For MCP-specific escalation, per-tool approval modes force human review for high-risk operations while allowing automated flow for read-only tools10.

Defence 4: Sandbox and Network Isolation

Every Codex sandbox mode starts with network access disabled during the agent phase — where the model executes shell commands and reads files — which is where prompt injection and data exfiltration risks are highest10.

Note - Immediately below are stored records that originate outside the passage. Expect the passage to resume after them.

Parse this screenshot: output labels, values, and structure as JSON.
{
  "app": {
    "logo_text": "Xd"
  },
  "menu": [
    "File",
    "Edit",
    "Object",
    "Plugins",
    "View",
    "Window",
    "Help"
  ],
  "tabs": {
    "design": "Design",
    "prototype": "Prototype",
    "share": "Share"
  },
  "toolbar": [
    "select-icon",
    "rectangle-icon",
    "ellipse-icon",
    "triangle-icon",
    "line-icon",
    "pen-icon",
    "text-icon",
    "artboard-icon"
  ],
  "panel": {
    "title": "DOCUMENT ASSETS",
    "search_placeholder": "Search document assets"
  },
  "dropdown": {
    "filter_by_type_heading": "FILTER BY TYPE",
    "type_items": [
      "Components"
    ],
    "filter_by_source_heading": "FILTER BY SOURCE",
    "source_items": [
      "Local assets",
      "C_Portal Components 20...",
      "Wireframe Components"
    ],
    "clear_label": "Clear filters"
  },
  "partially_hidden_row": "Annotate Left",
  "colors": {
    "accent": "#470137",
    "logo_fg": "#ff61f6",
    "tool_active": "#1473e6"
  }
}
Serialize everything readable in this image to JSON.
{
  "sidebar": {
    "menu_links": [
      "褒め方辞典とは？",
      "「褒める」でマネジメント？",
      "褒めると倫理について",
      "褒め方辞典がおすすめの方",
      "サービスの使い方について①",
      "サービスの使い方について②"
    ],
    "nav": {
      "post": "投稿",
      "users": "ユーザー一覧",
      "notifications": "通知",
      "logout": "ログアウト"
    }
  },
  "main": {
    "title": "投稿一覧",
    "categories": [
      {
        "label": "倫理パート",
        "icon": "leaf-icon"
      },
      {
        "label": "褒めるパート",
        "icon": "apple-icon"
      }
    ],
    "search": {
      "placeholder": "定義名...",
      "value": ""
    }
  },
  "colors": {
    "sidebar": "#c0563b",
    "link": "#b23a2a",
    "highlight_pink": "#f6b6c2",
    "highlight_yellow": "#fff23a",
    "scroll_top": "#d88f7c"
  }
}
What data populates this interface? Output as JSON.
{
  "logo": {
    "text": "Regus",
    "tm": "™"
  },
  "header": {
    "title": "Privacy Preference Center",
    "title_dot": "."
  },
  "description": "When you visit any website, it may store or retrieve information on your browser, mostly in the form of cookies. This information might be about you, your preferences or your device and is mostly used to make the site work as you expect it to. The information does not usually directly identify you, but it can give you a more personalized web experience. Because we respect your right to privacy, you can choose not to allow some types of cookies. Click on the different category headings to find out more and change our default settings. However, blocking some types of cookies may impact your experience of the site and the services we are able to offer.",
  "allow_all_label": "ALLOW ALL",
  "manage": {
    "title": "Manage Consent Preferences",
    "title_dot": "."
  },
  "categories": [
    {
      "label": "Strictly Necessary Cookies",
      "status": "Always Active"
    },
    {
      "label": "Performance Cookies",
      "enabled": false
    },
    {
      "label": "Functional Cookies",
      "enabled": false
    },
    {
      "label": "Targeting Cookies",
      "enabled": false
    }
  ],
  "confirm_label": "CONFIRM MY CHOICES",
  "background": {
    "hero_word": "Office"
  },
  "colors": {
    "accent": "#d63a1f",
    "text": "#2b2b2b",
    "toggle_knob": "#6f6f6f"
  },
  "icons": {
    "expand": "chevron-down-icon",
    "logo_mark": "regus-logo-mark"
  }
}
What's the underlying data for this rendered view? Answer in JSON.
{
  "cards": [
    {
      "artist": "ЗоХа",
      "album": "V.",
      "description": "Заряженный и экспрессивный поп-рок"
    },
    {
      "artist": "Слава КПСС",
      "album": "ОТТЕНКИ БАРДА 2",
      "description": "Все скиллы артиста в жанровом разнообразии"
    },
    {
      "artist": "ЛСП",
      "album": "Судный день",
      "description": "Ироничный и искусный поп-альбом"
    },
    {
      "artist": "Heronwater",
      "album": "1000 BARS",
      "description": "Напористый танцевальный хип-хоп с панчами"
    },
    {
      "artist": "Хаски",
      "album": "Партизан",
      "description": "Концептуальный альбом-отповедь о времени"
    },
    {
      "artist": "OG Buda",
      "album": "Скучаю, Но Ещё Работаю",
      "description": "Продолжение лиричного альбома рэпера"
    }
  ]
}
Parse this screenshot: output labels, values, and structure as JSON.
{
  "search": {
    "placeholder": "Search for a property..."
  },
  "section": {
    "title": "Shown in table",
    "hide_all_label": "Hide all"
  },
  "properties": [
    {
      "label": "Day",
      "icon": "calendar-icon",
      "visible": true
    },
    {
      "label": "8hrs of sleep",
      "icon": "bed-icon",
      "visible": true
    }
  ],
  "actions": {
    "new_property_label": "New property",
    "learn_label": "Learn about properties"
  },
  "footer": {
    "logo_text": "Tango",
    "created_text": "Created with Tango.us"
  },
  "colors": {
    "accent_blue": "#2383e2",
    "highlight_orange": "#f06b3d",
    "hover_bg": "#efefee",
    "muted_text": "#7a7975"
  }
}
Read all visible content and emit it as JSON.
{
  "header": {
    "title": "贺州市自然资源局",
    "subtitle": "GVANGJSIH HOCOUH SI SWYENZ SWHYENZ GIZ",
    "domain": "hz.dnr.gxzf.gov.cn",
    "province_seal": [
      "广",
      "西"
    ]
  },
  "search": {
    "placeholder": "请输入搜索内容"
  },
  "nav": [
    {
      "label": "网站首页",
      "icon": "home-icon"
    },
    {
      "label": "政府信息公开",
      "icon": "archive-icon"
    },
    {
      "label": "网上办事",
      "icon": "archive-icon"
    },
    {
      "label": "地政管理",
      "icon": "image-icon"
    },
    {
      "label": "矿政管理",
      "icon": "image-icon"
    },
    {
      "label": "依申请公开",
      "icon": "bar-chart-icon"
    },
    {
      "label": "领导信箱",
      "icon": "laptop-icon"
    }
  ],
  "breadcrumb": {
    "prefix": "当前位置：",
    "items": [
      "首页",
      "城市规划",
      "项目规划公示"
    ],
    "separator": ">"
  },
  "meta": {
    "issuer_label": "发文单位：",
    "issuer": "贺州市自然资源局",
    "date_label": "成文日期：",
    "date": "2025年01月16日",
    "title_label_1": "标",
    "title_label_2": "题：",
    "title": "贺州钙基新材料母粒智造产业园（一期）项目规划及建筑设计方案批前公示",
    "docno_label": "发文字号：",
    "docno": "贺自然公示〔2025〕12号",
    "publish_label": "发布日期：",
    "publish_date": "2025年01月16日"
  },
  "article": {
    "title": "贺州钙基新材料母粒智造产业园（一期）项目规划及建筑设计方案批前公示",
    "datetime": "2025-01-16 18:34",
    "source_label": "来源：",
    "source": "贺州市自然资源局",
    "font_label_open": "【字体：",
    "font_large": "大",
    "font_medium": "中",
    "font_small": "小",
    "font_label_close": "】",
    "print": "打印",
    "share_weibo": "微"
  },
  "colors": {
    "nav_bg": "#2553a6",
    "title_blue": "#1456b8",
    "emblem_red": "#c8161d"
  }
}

# Restrict sandbox to workspace writes only
sandbox_mode = "workspace-write"

# Control network access granularly
[sandbox_workspace_write]
network_access = false

# Or allow specific domains only
[features.network_proxy]
enabled = true
domains = { "api.github.com" = "allow" }

The Four-Step Pre-Deployment Audit Pipeline

Before any MCP server reaches production Codex CLI workflows, run this pipeline:

flowchart LR
    S1["Step 1\nDCI Scan"] --> S2["Step 2\nChain Analysis"]
    S2 --> S3["Step 3\nInjection Probe"]
    S3 --> S4["Step 4\nPolicy Lock"]
    style S1 fill:#e74c3c,color:#fff
    style S2 fill:#e67e22,color:#fff
    style S3 fill:#f39c12,color:#fff
    style S4 fill:#27ae60,color:#fff

Step 1 — DCI Scan

Run DCIChecker or equivalent static analysis against every MCP server in your config.toml. Cross-validate tool descriptions against source code. Flag any tool exhibiting Func-Over, Func-Un, or Eff-DL subtypes for immediate review1. Automated scanning at 96.73% F1 means false negatives are rare; false positives are cheap to verify manually1.

Step 2 — Chain Analysis

Map cross-tool dataflows. ChainFuzzer’s static extraction identifies source-to-sink paths with 96.49% edge precision2. For each identified chain, ask: does data from Tool A flow into a privileged operation in Tool B without sanitisation? If yes, insert a PostToolUse hook between the two operations or split the workflow across separate sandbox sessions.

Step 3 — Injection Probe

Use PI-Hunter’s source-aware methodology: enumerate every external data source each tool interacts with, then generate targeted test cases against each source3. Evolutionary exploitation over even a small number of iterations discovers latent injections that static defences miss3. Run probes against your actual Codex CLI configuration — hooks, approval policies, and sandbox settings included — to verify defence coverage.

Step 4 — Policy Lock

Once Steps 1-3 pass, lock the configuration:

# requirements.toml — enterprise enforcement
[enterprise]
allowed_sandbox_modes = ["workspace-write", "read-only"]
allowed_approval_policies = ["on-request"]

[enterprise.mcp]
allowlisted_servers = [
  "github-mcp-server",
  "internal-jira-mcp",
]
# All other MCP servers blocked at the enterprise level

Commit requirements.toml to the repository root. Codex CLI enforces these constraints regardless of individual developer config.toml settings10.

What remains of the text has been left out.